ZWECK: Diese Forschungsstudie untersucht die Genexpression zur Vorhersage der Ergebnisse in Proben von Patienten mit Hochrisiko-Neuroblastom.
Studienübersicht
Status
Bedingungen
Intervention / Behandlung
Detaillierte Beschreibung
ZIELE:
- Um die Korrelation einer zuvor veröffentlichten Microarray-Genexpressionssignatur mit der Genexpression zu testen, die mit dem nCounter™-Analysesystem erhalten wurde, wurde RNA verwendet, die aus formalinfixierten, in Paraffin eingebetteten (FFPE) Hochrisiko-Neuroblastomproben isoliert wurde.
- Konstruieren, Testen und Validieren eines neuartigen robusten Klassifikators, der problemlos in die Klinik integriert werden kann.
ÜBERBLICK: Dies ist eine multizentrische Studie.
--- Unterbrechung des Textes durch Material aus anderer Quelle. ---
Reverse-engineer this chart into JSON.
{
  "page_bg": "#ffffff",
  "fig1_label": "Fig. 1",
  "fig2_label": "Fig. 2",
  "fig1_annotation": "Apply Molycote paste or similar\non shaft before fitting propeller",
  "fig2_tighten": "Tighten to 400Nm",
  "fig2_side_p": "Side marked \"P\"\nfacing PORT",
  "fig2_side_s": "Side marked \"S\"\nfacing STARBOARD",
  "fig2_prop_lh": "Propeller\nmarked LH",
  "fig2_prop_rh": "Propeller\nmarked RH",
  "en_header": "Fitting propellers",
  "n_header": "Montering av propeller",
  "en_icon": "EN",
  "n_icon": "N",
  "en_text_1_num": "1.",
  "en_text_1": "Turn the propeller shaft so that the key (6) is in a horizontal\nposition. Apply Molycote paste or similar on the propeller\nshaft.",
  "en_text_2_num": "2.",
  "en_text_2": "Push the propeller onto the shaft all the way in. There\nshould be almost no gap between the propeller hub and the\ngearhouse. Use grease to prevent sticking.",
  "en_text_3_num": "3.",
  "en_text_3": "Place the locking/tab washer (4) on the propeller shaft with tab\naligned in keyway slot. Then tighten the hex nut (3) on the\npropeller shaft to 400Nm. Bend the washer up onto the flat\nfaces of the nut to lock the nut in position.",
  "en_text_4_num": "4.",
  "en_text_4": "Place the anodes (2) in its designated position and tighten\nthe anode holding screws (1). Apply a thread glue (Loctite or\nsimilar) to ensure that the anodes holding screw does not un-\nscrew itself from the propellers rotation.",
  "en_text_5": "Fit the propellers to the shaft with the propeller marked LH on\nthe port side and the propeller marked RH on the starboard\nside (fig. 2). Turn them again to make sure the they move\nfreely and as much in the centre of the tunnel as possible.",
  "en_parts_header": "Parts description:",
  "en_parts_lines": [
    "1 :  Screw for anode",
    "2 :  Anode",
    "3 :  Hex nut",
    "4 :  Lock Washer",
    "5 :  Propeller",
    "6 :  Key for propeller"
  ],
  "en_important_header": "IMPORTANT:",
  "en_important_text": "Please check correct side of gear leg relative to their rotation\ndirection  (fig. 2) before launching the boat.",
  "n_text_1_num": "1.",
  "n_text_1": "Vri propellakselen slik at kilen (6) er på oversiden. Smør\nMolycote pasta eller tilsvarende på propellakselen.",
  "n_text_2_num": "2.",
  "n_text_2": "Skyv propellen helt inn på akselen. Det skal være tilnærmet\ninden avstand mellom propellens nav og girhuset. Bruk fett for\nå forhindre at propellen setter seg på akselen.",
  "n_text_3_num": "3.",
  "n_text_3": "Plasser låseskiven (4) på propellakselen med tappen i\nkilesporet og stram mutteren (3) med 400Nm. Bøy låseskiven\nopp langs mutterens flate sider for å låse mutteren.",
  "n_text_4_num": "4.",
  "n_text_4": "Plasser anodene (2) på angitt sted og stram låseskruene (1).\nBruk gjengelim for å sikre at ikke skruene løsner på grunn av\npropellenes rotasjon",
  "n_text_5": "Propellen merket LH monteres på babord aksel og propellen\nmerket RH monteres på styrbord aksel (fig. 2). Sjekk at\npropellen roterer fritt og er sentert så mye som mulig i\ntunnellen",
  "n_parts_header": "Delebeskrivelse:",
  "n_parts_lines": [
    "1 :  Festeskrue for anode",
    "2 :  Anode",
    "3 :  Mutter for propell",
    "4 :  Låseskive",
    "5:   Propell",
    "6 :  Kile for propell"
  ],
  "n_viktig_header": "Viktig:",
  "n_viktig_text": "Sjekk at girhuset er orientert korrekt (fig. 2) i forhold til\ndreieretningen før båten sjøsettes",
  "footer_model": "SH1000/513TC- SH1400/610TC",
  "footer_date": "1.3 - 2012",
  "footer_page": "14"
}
Aus in Paraffin eingebettetem Gewebe extrahierte RNA-Proben werden mit dem nCounter™ Analysis System auf die Genexpressionsniveaus analysiert und mit veröffentlichten Microarray-Expressionsdaten korreliert. Die Ergebnisse werden dann verwendet, um einen verfeinerten Klassifikator für das Genexpressionsprofil von Neuroblastomen mit extrem hohem Risiko zu entwickeln.
Studientyp
Einschreibung (Tatsächlich)
Teilnahmekriterien
Zulassungskriterien
Studienberechtigtes Alter
- Kind
- Erwachsene
- Älterer Erwachsener
Akzeptiert gesunde Freiwillige
Studienberechtigte Geschlechter
Probenahmeverfahren
Studienpopulation
Beschreibung
EIGENSCHAFTEN DER KRANKHEIT:
- Formalinfixierte, in Paraffin eingebettete Tumorabschnitte, verknüpft mit klinischen Daten und Ergebnisdaten von Hochrisiko-Neuroblastompatienten (n=100), die an der University of Chicago, dem St. Jude Children's Research Hospital, dem Children's Memorial Hospital oder dem Texas Children's Hospital behandelt wurden
PATIENTENMERKMALE:
- Nicht angegeben
VORHERIGE GLEICHZEITIGE THERAPIE:
- Nicht angegeben
Studienplan
Wie ist die Studie aufgebaut?
Designdetails
Was misst die Studie?
Primäre Ergebnismessungen
Ergebnis Maßnahme |
|---|
|
Lineare Korrelation zwischen dem nCounter™-Analysesystem und den auf Microarray-Plattformen erhaltenen Expressionsdaten
|
|
Das nCounter™-Analysesystem und die Microarray-Plattformen ermöglichen gleichermaßen eine Vorhersage des Ergebnisses in der Hochrisikogruppe von Neuroblastompatienten
|
Mitarbeiter und Ermittler
Sponsor
Mitarbeiter
Ermittler
- Hauptermittler: Susan L. Cohn, MD, University of Chicago Comer Children's Hospital
Studienaufzeichnungsdaten
Haupttermine studieren
Studienbeginn
Primärer Abschluss (Tatsächlich)
Studienabschluss (Tatsächlich)
Studienanmeldedaten
Zuerst eingereicht
Zuerst eingereicht, das die QC-Kriterien erfüllt hat
Zuerst gepostet (Schätzen)
Studienaufzeichnungsaktualisierungen
Letztes Update gepostet (Schätzen)
Letztes eingereichtes Update, das die QC-Kriterien erfüllt
Zuletzt verifiziert
Mehr Informationen
Begriffe im Zusammenhang mit dieser Studie
Schlüsselwörter
Zusätzliche relevante MeSH-Bedingungen
Andere Studien-ID-Nummern
- ANBL12B2 (Andere Kennung: Children's Oncology Group)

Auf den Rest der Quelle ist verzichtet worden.